Traveling the American Interstate River System
BY COLBY WRASSE, COLUMBIA FWCO
on open river systems. Credit: Colby Wrasse, USFWS
The interstate highway system in the United States is a vital conduit for nationwide commerce and travel. Linking the East Coast to the West Coast and most points in between, interstates allow for relatively quick and easy travel between states. Similarly, the Missouri River/lower Mississippi River system functions much like an aquatic highway linking the Rocky Mountains to the Gulf of Mexico. It is this American Interstate River System that allows fish and other aquatic organisms’ quick passage across state borders. Some recent fish catches made by Columbia Fish and Wildlife Conservation Office (FWCO) on the Missouri River reminded us once again how interconnected our waterways are.
Last fall, we recaptured a shovelnose sturgeon initially tagged in the state of Mississippi. This particular sturgeon was recaptured more than 700 river miles from the initial capture site, having travelled through portions of at least six states. This marked the second shovelnose sturgeon we have recaptured that was originally tagged in the Magnolia State. Although 700 miles is a long way to swim, it pales in comparison to the long distance journey made by the American eel.
Born in the Sargasso Sea, in the Atlantic Ocean, the female American eel enters fresh water to live for several years, before returning to the ocean to spawn. Given the great distances from the Sargasso Sea to Missouri, we were pleasantly surprised to have captured two American eels this spring.
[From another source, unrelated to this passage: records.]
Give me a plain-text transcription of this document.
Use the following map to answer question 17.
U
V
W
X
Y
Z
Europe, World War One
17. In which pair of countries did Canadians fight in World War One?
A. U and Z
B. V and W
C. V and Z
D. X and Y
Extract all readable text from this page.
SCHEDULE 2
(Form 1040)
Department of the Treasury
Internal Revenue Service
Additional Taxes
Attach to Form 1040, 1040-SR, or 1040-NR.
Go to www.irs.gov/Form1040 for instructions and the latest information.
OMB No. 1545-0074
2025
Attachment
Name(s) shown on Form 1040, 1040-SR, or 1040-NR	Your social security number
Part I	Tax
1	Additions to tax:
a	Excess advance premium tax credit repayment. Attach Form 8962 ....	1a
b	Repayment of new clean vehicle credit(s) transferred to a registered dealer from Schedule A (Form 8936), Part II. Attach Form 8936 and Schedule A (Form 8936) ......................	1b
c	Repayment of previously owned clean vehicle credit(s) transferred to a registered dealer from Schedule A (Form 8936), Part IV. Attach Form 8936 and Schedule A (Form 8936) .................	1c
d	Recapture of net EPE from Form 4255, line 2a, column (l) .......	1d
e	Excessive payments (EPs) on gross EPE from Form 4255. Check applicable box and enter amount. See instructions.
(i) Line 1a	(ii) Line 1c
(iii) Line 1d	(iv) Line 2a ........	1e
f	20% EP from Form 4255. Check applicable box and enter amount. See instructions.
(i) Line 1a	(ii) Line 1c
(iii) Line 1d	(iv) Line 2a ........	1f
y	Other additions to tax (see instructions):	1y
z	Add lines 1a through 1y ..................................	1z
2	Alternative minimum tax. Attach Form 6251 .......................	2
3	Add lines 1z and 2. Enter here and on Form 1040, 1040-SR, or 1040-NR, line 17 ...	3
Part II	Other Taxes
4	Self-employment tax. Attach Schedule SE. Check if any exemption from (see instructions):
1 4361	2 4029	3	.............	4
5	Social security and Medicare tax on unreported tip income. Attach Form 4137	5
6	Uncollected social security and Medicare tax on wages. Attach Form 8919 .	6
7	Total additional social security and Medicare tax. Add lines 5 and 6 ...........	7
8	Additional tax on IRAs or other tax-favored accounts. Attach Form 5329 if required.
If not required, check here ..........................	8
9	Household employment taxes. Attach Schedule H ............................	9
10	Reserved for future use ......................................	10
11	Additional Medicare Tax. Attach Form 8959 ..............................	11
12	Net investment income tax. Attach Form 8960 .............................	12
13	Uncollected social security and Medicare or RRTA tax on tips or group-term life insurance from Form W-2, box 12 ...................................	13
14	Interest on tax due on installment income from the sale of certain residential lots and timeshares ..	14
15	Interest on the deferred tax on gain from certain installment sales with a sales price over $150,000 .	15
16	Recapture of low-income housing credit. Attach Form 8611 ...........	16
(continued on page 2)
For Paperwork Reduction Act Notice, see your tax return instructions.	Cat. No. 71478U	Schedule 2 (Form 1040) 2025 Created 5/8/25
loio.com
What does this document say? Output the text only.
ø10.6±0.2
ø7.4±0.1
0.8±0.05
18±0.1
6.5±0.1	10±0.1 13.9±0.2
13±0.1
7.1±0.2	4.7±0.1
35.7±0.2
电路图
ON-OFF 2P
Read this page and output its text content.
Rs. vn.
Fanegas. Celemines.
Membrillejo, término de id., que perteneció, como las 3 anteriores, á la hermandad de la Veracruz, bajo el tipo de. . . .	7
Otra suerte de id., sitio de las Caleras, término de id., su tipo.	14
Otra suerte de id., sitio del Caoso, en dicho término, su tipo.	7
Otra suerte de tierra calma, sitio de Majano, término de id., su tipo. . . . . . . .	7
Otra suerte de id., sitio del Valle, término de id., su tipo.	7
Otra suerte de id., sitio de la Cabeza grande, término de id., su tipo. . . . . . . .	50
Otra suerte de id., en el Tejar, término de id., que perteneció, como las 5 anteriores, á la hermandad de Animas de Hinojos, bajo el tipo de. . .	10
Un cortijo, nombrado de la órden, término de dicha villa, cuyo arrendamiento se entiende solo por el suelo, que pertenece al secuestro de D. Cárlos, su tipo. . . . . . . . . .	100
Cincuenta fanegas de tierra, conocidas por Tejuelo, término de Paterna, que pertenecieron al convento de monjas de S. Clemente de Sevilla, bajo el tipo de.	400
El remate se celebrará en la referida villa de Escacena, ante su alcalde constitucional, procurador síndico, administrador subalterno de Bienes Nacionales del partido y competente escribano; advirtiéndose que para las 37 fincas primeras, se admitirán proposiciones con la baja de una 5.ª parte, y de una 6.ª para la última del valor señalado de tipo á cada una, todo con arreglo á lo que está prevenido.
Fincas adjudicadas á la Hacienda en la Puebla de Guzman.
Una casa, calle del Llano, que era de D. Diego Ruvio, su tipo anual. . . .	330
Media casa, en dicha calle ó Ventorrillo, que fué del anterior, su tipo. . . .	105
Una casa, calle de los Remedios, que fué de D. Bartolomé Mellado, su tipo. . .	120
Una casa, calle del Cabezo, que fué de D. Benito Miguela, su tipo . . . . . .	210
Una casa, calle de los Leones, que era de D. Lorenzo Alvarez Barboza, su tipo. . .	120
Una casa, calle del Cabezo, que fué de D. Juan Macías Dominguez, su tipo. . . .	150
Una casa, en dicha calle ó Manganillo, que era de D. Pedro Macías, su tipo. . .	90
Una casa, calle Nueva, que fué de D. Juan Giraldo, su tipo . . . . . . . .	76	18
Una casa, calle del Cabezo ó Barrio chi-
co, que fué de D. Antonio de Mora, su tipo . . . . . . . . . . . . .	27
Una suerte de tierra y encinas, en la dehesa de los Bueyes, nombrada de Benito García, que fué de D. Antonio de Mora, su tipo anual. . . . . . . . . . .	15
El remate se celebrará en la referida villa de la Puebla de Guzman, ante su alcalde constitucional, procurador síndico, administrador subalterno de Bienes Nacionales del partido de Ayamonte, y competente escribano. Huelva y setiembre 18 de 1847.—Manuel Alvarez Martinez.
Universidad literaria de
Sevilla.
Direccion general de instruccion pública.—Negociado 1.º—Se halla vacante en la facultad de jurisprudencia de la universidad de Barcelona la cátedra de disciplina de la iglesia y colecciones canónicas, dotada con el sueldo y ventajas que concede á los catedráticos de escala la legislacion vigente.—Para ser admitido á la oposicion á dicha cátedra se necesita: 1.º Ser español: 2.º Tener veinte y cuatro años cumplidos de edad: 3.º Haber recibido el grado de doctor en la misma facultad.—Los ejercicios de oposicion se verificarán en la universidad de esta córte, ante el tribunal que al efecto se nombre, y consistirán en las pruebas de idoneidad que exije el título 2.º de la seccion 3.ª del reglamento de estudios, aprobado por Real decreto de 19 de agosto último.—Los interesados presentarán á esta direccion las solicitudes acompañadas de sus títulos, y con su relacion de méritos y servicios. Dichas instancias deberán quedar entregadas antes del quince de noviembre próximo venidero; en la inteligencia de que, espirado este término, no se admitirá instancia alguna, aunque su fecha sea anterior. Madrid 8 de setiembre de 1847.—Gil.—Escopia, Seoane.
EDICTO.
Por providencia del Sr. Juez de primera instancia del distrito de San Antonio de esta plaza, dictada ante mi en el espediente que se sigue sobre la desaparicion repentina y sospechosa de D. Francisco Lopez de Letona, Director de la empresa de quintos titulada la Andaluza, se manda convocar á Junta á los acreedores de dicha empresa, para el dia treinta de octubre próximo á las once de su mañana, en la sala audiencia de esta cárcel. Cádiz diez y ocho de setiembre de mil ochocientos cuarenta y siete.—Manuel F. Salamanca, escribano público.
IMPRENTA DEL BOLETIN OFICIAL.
Over the past decade, we have captured more than a dozen American eels that have traveled thousands of miles through oceans and rivers as part of their interesting and complex lifecycle.
However, there are obstacles on the Interstate River System. Dams on rivers can act like speed bumps, or all out road blocks. Diversion of water for human purposes can slow fish traffic to a crawl. Whatever happens on one part of the Interstate River System ultimately affects all travelers. While native migratory species, like sturgeon and eel, benefit from travel on the open rivers, so do unwanted travelers, such as invasive carps. Understanding the complexities inherent in a large, open river system is challenging. The interconnectedness of our waterways necessitates the flow of vital information among scientists and resource managers. Like those engineers who developed the Interstate Highway System, we must also work at a landscape scale.
This is part of what we do at Columbia FWCO. As part of Pallid Sturgeon Population Assessment, we work with partners in Region 3, Region 6 and several state agencies to monitor fish populations along the 2,300 mile long Missouri River. Hopefully through these types of collaborative, landscape scale efforts, fish like the pallid sturgeon will continue to travel the American Interstate River System for millions of years to come.